Do Private Prison Contracts Fuel Mass Incarceration?

September 20, 2013

Private prisons have weathered a wave of criticism recently, as revelations about their poor security and lack of oversight have gone public. Now, a new report from In the Public Interest confirms that government contracts with private prisons not only fleece the taxpayer, but often create perverse financial incentives for states to lock up more people.

The study examined 62 private prisons contracts in 21 states. It found that the majority of these contracts guarantee that the state will supply enough prisoners to keep between 80 and 100 percent of the private prisons’ beds filled. If the state fails to fulfill this ‘bed guarantee’, it must pay a fine to the company running the prisons – in effect, paying for each prison bed regardless of whether it holds a prisoner. This incentivizes states to send prisoners to private prisons rather than state-run prisons in order to meet the bed guarantee, regardless of the prisons’ distance from families, their security level, or health conditions.

In effect, this ‘bed guarantee’ payment structure penalizes taxpayers for low incarceration rates. This is a system that hurts both taxpayer and prisoner. Bed guarantees funnel taxpayer money into private prison profits at a time when states should see overall cost savings from successful attempts at curbing crime. Instead, when states reduce incarceration rates below lockup quotas, they compensate companies’ lost revenue at the per day rate, adding up to millions of dollars in fines.

Under basic economic principles, firms that compete for and rely on government contracts want to decrease their costs while maximizing their revenue. Private prison companies are no exception – they reduce costs by cutting reentry and educational programs that would help reduce recidivism, and raise revenue by keeping government funding consistent through lockup quotas. Unsurprisingly, many private prison companies actually lobby for harsh criminal justice policies – like mandatory minimums and truth-in-sentencing laws – and against efforts to reduce mass incarceration. 
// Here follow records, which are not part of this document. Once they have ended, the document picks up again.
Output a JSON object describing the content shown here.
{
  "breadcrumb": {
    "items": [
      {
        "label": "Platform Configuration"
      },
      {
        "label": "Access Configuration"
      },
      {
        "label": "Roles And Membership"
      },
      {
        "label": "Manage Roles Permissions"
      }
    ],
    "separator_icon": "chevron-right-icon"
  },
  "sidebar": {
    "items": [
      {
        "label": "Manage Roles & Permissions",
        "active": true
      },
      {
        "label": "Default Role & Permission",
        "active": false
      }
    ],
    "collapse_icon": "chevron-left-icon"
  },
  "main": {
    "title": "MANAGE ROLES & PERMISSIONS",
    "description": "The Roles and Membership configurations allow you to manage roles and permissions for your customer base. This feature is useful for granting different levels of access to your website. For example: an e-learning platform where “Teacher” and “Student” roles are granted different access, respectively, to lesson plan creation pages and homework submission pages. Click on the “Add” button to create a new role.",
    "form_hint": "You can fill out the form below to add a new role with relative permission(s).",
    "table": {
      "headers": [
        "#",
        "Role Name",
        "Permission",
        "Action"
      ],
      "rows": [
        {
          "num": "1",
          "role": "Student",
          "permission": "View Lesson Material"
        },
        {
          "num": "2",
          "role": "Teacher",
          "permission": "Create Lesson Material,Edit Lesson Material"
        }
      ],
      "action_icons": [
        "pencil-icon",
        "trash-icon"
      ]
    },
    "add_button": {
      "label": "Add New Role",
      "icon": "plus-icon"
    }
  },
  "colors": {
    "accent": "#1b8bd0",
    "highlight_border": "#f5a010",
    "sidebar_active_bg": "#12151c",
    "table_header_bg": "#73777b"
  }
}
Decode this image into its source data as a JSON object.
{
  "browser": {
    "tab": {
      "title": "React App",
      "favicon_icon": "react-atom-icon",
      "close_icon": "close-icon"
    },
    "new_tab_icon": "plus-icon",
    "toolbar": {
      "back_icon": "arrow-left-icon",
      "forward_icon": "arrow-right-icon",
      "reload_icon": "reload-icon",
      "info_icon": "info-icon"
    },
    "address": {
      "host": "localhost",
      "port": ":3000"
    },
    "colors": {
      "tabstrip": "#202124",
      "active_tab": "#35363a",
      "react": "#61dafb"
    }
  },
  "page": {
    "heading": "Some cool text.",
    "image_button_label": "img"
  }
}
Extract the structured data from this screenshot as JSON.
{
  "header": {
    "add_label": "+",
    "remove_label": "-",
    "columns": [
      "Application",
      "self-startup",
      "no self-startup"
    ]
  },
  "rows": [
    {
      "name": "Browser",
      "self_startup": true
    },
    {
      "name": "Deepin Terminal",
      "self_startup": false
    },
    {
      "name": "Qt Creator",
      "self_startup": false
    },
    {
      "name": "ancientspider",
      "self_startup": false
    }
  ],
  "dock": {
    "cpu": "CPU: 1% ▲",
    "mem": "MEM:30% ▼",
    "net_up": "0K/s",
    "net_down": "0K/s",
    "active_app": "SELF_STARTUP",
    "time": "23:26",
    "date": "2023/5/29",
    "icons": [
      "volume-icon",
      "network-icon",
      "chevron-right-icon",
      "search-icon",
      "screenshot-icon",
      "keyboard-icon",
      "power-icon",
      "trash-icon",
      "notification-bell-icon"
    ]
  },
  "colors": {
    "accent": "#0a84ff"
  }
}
The report recommends that policymakers ban these lockup quotas.  Another reform could further reduce perverse incentives: implementing “results-oriented funding” in private prison contracts. Results-oriented funding brings company interests in line with those of the taxpayer by connecting payment to real public-safety priorities. For example, last year New York City created a program in which Goldman Sachs invested in a Rikers’ Island reentry program. The amount the City pays Goldman depends on whether the program meets certain goals for reducing recidivism. If contracts similar to these were instituted for private prisons, states could encourage private prisons to reduce recidivism and, in turn, reduce mass incarceration. It would also incentivize prison companies to provide better reentry services and health conditions, which are proven to reduce recidivism.

Perverse financial incentives are not unique to the state-corporation relationship. These problems persist across the criminal justice system, even for public agencies. For example, many law enforcement agencies operate on a numbers-based policing model, in which they are financially rewarded for hitting high arrest quotas. This incentivizes law enforcement to make high volumes of low-level arrests, instead of focus resources on investigating and solving violent crimes. To both reduce mass incarceration and get the most out of taxpayer money, policymakers should restructure these financial incentives and tie funding more directly to results proven to improve public safety.